What do you consider your most important contribution to geopolitics?
That is really a matter for others to judge, but my 1990 book Creating the Second Cold War is the first in what is now the recognised field of critical geopolitics. Of course answering this question the month my third book appeared, Security and Environmental Change (Polity Press June 2009), makes me inclined to hope that, given its attempt at theoretical synthesis and a more explicit attempt to reach student audiences, it may in time, be of more significance!!
My geopolitical preferences
What is your favourite definition of geopolitics?
I don’t define geopolitics! It’s a term that refers to numerous modes of linking space and power and is best left that way; it’s a discursive mode, a matter of overlapping discursive practices, not a thing to be reduced to a stable definition.
Which geopolitical scientist do you admire the most
Many of my colleagues are doing fine work these days worthy of praise and emulation. I don’t have a favourite.
What is your favourite geopolitical book?
This is impossible to answer after a quarter of a century of reading, teaching and writing, but in terms of books that have influenced me then Rob Walker’s Inside/Outside (Cambridge U.P. 1993), Gerard Toal’s Critical Geopolitics (U. Minnesota 1996) and Mike Davis’ Late Victorian Holocausts (Verso 2001) rank highly along with Edward Said’s Orientalism.
Earlier stuff that was important was Ken Booth’s Strategy and Ethnocentrism (Croom Helm 1979) and Jerry Sanders Peddlers of Crisis (1983) stimulated my research on geopolitical threat construction, and of course Neil Smith’s original 1984 version of Uneven Development.
I’ve learned more about classical geopolitics from Colin Gray’s voluminous writings than anyone else, but Lewis Mumford’s City in History remains a key moment in my thinking that predates all this stuff.
More recently Derek Gregory’s The Colonial Present is a must read.
What is your favourite geopolitical website?
Well, ExploringGeopolitics of course!!
The geopolitical future
In what direction(s) will geopolitical science be heading the coming decades?
That rather depends on what the current generation of graduate students think is important. Clearly debates about climate change, energy supplies, global poverty, our new “glurban” condition and the possibilities of cooperative ventures to deal with disasters and interconnected livelihoods are important, but the old themes of militarization, and the resistence to it and the depredations of neo-liberalism will alas, remain important.
Which geopolitical subject has been too little in the spotlight and needs further research?

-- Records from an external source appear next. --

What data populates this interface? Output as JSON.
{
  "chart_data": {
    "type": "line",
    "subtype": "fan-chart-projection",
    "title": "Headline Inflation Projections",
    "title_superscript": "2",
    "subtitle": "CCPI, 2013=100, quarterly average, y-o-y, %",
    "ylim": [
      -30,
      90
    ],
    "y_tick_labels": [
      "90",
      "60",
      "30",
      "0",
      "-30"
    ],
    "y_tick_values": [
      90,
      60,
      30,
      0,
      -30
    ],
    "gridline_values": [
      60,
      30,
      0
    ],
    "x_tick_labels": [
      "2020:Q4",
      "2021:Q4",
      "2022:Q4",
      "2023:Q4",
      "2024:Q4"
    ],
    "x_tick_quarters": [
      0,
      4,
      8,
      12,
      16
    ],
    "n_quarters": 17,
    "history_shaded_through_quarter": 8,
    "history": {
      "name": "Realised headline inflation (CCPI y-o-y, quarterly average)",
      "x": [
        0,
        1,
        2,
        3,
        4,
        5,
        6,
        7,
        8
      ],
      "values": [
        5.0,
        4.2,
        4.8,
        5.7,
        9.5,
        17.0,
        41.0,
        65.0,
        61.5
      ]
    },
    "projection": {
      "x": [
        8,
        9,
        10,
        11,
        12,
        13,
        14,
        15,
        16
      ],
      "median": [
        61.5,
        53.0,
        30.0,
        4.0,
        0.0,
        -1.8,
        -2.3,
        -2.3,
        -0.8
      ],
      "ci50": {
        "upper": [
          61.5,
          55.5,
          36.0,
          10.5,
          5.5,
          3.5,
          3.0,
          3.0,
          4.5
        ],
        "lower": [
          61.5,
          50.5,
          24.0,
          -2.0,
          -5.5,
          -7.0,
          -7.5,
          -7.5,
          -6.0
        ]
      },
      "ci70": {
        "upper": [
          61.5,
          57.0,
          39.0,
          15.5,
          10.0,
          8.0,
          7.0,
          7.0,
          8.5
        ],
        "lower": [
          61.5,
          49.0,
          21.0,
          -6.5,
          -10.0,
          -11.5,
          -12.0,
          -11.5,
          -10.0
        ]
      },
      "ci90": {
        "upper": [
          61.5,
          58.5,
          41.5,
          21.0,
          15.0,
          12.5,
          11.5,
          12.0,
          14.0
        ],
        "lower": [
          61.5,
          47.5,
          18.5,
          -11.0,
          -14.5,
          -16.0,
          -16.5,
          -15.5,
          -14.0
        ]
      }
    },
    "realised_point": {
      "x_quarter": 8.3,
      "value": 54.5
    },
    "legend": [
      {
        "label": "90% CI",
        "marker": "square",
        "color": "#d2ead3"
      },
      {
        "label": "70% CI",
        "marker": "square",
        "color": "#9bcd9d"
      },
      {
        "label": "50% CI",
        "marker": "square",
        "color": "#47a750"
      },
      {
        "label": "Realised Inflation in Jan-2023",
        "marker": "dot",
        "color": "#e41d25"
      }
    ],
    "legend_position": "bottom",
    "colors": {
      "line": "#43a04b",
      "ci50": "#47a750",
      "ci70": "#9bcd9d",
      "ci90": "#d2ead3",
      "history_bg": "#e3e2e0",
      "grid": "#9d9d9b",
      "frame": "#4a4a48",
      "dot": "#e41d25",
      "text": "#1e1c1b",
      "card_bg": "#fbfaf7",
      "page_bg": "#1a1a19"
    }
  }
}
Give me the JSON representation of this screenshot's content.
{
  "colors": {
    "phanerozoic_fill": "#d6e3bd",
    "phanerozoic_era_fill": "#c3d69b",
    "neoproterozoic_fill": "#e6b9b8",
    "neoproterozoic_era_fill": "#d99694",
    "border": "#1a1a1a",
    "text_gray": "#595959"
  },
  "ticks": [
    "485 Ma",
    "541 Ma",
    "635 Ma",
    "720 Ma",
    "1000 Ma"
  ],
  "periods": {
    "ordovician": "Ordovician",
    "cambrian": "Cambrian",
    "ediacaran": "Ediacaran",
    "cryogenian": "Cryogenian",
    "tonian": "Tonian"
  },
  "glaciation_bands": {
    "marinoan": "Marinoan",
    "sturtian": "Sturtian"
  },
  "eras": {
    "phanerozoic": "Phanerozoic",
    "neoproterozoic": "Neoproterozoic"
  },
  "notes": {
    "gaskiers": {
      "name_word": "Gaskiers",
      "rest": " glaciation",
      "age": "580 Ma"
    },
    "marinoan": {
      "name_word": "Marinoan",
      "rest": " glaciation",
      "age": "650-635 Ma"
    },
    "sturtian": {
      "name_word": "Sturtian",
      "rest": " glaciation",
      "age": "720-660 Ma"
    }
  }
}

Cities are the new venue for humanity; we have become an urban species this decade. While Steve Graham’s new Verso volume will make a major contribution to this, there is much more to be done on urban geopolitics. But how contextualisations are invoked in political discourse remains key to what we do; how places are constituted, attributes assigned, and policies prescribed on the basis of these prior mapping remains crucial to our enterprise even if we don’t often reflect theoretically on the fact that this is what we are doing.
What will be the largest geopolitical challenge for the world in the 21st century?
The responses to the interconnected crises of global change and the massive inequities in the global political economy are very important, but working to ensure that elites don’t use these matters to justify futile rivalries is essential; the biosphere is way too small for nuclear armed states to threaten each other in the face of coming disruptions.